Just before ‘D-Day’, three other Indian agents join Wali Khan and the mission is underway. The movie has non-stop action with little time for you to take a breather and consider the operational and political plausibility of it all. With Goldman under constant watch and protection of the ISI, the Indian agents seem a trifle short on firepower.

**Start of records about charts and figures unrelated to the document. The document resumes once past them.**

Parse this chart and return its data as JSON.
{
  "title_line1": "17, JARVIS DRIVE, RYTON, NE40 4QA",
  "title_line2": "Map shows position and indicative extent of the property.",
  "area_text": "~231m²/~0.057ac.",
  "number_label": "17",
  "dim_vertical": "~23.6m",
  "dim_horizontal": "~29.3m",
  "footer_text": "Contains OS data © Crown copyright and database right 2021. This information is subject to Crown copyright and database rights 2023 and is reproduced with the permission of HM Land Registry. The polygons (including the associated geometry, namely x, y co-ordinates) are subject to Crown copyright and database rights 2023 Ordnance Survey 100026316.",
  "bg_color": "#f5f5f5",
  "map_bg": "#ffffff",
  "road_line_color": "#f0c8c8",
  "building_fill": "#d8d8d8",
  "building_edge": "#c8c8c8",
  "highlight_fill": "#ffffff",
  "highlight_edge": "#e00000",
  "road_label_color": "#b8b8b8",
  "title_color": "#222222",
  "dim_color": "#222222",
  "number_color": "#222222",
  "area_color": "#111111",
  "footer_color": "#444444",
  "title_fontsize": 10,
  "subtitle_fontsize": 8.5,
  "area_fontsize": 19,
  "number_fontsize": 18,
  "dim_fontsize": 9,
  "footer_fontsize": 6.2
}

Besides, the actual political ramifications of an attempt to kidnap a Dawood-like character would be so huge it would spill out into political theatre, something that the film is clearly not equipped to handle.
So the makers deny the audience any ‘thinking time’ and pace their film like a Subcontinental Mission: Impossible, with rapid-fire action, but in settings that look like ‘home’— mohallas and dilapidated buildings in little gullies with insane traffic and with everyone dressed in flashy ‘made-in-Pakistan’ designer clothes, the flashiest, naturally, being Goldman himself (Rishi Kapoor).

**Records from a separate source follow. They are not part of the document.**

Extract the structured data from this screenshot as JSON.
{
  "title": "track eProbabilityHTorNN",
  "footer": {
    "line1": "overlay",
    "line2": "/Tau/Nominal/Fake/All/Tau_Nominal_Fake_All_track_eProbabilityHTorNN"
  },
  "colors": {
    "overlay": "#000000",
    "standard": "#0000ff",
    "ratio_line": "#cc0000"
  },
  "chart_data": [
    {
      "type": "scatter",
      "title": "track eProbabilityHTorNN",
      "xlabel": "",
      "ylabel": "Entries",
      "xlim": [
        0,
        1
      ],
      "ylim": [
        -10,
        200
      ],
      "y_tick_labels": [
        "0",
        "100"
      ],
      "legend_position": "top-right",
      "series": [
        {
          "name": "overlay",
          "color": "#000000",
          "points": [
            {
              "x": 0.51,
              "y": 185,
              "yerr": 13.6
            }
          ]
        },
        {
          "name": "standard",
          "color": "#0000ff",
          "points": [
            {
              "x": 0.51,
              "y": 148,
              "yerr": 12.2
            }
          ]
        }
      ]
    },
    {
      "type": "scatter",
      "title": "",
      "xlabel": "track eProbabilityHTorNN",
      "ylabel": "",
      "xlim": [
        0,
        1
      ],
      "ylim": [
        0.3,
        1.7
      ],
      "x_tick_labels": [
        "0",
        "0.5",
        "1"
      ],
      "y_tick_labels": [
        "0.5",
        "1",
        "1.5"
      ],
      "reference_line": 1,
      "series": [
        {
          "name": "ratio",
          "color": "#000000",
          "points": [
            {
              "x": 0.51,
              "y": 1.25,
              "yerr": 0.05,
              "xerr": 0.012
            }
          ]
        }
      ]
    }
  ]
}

Goldman also has the best lines in the film, with several contemptuous references to the pusillanimity of the Indian State, particularly this State’s insistence on proper judicial procedure in the trial of Ajmal Kasab, a line that received the loudest jeer of agreement from an audience in Pune.
The problem with D-Day is that it compromises credibility by understating the ‘enemy’. The Indian agents are all sharp-shooters and by the end of the film, the ISI can’t even shoot straight, missing sitting ducks at 20 paces.